Night Gallery Season 3 Episode 9: Finnegan’s Flight (1972)

Charlie Finnegan (Burgess Meredith) is serving a life sentence but dreams of escape. He sees jet planes fly over the yard he’s spent most of his life in. Yet Pete Tuttle (Cameron Mitchell), a fellow inmate, claims he can help him to get out.

“Finnegan’s Flight” is directed by Gene R. Kearney and written by Rod Serling, who has always turned to Meredith for big roles, like “Time Enough at Last” and “The Obsolete Man” on The Twilight Zone and “The Little Black Bag” from the first season of Night Gallery.

The first hypnotic trick that Tuttle tries on Finnegan is to convince him that his hands are indestructible and that he can punch his way out of the walls. This leads to a stay in the infirmary as Finnegan breaks both his hands. Prison psychiatrist Dr. Simsich (Barry Sullivan) is amazed by the power of suggestion that Tuttle can employ and arranges for the two men to experiment in his office.

Convinced that he’s flying a plane high into the clouds, Finnegan starts to run out of air and eventually crashes his plane, causing a real explosion.

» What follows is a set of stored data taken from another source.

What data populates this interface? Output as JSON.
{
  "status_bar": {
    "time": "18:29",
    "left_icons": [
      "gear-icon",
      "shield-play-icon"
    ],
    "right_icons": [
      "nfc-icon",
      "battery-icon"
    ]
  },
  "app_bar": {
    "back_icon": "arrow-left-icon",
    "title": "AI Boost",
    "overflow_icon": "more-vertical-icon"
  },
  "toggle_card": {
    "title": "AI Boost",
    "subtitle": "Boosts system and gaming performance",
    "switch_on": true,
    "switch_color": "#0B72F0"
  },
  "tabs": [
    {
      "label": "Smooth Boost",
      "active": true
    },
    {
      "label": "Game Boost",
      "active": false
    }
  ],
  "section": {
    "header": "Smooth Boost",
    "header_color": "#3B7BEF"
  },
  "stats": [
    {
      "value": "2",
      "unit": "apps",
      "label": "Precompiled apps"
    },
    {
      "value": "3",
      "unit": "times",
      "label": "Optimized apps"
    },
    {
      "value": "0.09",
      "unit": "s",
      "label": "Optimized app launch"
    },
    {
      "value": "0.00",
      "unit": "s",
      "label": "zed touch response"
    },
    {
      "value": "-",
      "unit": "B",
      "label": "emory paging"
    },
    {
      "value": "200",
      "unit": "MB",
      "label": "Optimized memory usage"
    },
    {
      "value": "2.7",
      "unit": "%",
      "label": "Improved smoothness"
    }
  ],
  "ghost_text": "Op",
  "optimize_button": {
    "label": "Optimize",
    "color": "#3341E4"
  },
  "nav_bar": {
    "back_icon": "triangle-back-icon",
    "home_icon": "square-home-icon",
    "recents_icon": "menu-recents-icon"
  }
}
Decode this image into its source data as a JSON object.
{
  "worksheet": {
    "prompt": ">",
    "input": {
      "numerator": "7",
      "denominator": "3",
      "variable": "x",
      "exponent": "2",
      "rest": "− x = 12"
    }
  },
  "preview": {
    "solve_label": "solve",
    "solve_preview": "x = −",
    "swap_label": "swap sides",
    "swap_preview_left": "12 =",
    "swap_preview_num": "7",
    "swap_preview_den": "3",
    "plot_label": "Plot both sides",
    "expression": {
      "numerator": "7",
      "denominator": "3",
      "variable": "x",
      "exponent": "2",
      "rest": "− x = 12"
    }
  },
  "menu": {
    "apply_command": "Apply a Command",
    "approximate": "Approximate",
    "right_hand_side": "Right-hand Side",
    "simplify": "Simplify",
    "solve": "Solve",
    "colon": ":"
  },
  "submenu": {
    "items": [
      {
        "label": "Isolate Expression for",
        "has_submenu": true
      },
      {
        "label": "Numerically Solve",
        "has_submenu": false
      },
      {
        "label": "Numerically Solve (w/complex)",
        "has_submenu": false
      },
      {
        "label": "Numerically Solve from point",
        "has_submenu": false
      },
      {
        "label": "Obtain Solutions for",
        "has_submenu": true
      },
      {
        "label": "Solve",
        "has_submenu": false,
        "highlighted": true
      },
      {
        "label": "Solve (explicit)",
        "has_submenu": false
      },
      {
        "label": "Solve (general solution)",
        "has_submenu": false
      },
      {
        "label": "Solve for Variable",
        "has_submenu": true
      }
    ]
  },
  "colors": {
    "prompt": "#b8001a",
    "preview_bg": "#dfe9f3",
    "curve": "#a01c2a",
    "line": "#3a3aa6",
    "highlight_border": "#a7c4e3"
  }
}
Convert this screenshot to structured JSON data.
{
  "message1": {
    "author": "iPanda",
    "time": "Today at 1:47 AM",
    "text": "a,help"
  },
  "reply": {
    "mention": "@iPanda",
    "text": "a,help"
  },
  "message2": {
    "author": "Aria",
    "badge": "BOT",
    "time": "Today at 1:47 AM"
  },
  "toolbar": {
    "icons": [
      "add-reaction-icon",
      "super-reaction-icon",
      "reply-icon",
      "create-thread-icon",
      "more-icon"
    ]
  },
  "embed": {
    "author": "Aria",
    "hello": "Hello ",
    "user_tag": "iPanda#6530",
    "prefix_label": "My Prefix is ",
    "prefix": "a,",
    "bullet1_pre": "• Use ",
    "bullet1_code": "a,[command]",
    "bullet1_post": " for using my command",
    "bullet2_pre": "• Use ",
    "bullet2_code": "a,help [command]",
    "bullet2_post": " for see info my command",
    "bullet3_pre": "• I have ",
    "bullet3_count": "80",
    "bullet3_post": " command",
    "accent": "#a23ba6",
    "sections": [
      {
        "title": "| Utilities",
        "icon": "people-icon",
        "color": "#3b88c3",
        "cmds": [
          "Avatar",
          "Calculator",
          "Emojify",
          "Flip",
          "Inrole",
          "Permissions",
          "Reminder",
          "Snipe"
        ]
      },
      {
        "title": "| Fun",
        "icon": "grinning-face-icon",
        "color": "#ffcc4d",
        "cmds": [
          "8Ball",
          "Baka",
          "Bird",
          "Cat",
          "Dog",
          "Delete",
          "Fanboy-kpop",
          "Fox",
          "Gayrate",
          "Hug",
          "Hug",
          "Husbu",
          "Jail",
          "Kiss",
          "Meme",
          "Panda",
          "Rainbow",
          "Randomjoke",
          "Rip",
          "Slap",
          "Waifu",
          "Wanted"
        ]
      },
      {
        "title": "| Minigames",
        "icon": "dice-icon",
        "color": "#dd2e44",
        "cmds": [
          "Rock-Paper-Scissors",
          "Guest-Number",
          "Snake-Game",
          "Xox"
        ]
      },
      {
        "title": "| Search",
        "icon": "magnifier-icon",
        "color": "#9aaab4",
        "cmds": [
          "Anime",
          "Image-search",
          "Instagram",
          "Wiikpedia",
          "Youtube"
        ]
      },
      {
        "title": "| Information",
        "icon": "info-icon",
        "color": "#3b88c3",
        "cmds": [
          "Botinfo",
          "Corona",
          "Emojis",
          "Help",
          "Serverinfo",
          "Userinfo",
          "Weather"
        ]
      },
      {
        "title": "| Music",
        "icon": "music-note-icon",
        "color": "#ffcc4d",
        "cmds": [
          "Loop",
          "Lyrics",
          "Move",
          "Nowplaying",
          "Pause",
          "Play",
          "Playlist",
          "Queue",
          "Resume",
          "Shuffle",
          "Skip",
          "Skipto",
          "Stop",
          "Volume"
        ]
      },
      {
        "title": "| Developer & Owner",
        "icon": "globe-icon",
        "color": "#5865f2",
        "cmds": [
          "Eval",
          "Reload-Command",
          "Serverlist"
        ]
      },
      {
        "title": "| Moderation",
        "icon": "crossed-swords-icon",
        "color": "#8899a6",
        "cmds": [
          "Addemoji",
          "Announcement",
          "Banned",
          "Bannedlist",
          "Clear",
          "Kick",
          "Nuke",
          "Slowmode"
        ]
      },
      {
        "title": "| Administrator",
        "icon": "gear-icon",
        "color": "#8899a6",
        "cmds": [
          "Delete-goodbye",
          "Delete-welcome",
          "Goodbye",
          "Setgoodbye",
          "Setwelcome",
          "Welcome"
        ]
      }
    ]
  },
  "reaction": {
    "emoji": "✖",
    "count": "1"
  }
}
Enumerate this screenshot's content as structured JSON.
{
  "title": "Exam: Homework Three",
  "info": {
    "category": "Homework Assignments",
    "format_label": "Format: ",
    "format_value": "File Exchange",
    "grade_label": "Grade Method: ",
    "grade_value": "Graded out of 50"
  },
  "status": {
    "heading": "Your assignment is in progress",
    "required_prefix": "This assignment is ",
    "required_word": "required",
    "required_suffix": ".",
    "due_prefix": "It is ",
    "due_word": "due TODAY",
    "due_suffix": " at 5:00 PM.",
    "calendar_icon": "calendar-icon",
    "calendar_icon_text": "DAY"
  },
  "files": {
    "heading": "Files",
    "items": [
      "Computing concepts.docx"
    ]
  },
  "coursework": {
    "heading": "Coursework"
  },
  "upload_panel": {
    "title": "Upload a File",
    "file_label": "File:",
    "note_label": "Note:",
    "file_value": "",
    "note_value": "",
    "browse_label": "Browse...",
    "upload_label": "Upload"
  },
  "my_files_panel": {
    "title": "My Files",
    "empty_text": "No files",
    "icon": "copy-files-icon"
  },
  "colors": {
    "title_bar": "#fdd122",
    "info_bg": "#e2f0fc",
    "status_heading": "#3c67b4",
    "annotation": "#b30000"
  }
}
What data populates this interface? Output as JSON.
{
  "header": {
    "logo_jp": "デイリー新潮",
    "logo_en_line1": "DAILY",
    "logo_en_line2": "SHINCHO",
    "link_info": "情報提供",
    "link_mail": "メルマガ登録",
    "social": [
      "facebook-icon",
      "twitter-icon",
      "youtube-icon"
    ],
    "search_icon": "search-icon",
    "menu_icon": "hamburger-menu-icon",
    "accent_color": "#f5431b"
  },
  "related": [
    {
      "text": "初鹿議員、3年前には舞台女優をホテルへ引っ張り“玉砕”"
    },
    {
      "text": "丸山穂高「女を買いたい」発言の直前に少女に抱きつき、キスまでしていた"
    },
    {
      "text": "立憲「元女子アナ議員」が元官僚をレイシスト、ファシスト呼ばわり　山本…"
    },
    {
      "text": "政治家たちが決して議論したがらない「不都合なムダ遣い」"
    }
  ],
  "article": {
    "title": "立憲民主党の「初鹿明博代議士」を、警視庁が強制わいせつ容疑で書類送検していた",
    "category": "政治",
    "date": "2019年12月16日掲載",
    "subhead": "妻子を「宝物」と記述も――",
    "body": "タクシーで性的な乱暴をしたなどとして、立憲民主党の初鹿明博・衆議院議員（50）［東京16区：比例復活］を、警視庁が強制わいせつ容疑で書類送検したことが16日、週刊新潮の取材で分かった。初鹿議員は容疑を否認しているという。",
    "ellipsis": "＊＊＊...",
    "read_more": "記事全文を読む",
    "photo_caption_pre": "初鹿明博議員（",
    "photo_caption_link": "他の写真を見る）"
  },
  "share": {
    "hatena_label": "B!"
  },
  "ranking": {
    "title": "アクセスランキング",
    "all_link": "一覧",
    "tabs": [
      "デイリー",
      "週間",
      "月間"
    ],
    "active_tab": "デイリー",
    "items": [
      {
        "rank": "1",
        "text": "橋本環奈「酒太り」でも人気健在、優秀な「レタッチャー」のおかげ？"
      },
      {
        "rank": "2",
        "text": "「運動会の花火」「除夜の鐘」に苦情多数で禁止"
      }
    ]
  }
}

But at the end of it all, despite this tragedy, Tuttle knows that his friend is somewhere else, hopefully somewhere happier than living his life inside a jail.

This episode is interesting but feels not as important as past Serling tales. Yet by this point, it feels like he’d been pretty beat up by this show and perhaps was just doing his best to finish the script.